While a growing cadre of information security experts have for years grappled with cybersecurity as online communications boomed, their concerns have largely been downplayed.

But with record public and private sector data breaches last year — the Identity Theft Resource Center found that 85 million records were exposed last year — the discussion has moved from the tech geeks to policy wonks.

And the federal government itself is struggling: cyberattackers trumped terrorists as the No. 1 threat to national security, according to an annual review by intelligence officials last year.

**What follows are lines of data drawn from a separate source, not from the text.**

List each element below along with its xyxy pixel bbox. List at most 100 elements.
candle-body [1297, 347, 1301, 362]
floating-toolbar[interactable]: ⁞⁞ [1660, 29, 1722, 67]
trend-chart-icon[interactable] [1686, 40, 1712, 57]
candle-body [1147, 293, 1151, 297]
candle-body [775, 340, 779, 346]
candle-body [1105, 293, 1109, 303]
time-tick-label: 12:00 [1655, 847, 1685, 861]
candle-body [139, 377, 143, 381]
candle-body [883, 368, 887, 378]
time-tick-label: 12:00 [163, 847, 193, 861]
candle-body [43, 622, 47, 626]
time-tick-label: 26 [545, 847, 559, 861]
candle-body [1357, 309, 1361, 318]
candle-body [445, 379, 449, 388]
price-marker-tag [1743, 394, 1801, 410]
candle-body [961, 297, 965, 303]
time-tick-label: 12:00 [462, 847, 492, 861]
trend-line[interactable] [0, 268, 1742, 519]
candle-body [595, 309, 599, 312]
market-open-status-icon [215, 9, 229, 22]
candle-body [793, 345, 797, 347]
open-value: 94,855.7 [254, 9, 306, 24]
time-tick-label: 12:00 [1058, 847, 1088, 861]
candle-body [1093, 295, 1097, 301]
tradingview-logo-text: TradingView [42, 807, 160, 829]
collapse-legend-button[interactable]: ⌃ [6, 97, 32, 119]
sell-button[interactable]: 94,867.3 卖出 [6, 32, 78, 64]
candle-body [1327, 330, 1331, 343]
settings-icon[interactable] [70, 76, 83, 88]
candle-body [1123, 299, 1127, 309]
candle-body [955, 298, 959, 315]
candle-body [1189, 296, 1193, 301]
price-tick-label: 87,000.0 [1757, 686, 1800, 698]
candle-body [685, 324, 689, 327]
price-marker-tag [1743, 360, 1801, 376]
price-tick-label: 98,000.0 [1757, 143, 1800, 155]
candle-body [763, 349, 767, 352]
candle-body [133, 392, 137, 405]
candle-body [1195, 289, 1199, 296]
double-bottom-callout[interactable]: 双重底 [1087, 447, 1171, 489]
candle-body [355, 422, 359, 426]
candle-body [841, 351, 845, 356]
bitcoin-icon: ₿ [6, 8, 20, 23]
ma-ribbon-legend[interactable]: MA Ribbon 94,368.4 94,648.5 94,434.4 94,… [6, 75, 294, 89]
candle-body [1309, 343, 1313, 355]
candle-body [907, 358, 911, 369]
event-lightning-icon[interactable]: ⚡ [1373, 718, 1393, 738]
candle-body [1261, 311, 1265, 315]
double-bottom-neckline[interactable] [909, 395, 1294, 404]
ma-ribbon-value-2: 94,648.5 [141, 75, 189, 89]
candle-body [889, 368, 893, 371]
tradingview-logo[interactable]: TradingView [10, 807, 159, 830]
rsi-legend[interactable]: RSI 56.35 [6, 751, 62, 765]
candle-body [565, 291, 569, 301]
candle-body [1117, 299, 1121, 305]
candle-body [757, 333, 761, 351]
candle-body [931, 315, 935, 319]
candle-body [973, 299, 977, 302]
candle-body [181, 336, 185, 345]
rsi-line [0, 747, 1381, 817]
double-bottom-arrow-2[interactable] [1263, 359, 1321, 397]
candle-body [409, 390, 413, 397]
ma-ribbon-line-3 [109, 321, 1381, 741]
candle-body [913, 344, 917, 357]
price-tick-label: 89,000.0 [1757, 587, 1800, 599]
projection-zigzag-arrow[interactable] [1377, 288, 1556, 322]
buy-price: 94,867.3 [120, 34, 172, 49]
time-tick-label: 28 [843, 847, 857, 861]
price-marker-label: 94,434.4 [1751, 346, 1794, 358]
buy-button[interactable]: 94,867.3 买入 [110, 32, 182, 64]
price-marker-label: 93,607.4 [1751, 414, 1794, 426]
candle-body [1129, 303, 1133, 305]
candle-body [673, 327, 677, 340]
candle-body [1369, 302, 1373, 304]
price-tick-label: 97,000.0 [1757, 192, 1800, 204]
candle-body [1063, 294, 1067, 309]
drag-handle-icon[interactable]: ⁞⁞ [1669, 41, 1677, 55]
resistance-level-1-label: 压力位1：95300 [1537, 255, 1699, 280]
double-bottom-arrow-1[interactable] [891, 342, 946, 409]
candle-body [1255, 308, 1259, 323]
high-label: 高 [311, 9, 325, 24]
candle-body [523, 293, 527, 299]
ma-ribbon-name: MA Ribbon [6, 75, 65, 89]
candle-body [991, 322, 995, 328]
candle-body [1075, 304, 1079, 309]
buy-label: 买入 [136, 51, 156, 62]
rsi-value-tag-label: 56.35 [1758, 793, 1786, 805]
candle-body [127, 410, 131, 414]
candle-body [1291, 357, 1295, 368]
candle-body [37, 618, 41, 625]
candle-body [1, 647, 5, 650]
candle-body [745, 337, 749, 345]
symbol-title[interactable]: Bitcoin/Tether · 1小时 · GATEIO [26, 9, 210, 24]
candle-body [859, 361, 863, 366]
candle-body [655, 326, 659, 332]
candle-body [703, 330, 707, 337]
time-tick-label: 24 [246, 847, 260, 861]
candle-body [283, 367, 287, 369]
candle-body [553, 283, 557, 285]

The Obama administration wants Congress to supersede an existing patchwork of state laws by setting a national standard for when companies must notify consumers that their personal information has been compromised. Obama was signing an executive order Friday to encourage members of the private sector to share information about threats to cybersecurity with each other and with the federal government, but he also wants Congress to pass legislation.

“What we as an industry, spanning across public and private sector security teams, need to improve on is breaking down the silos of ‘how’ and ‘to whom’ threat data and threat intelligence is being shared,” said Barmak Meftah, president of the San Mateo, California, cybersecurity startup AlienVault.

Stanford is in the heart of the Silicon Valley, home to Google, Apple, Facebook, Intel and most other tech leaders. The valley is also a national hub of innovation, with the most patents, venture capital investment and startups per capita in the U.S. The university launched a $15 million initiative in November to research the technical and governance issues involved in maintaining security online.

A sore point for the private sector is that while most states require them to report breaches, the federal government isn’t required to publicize its own data losses.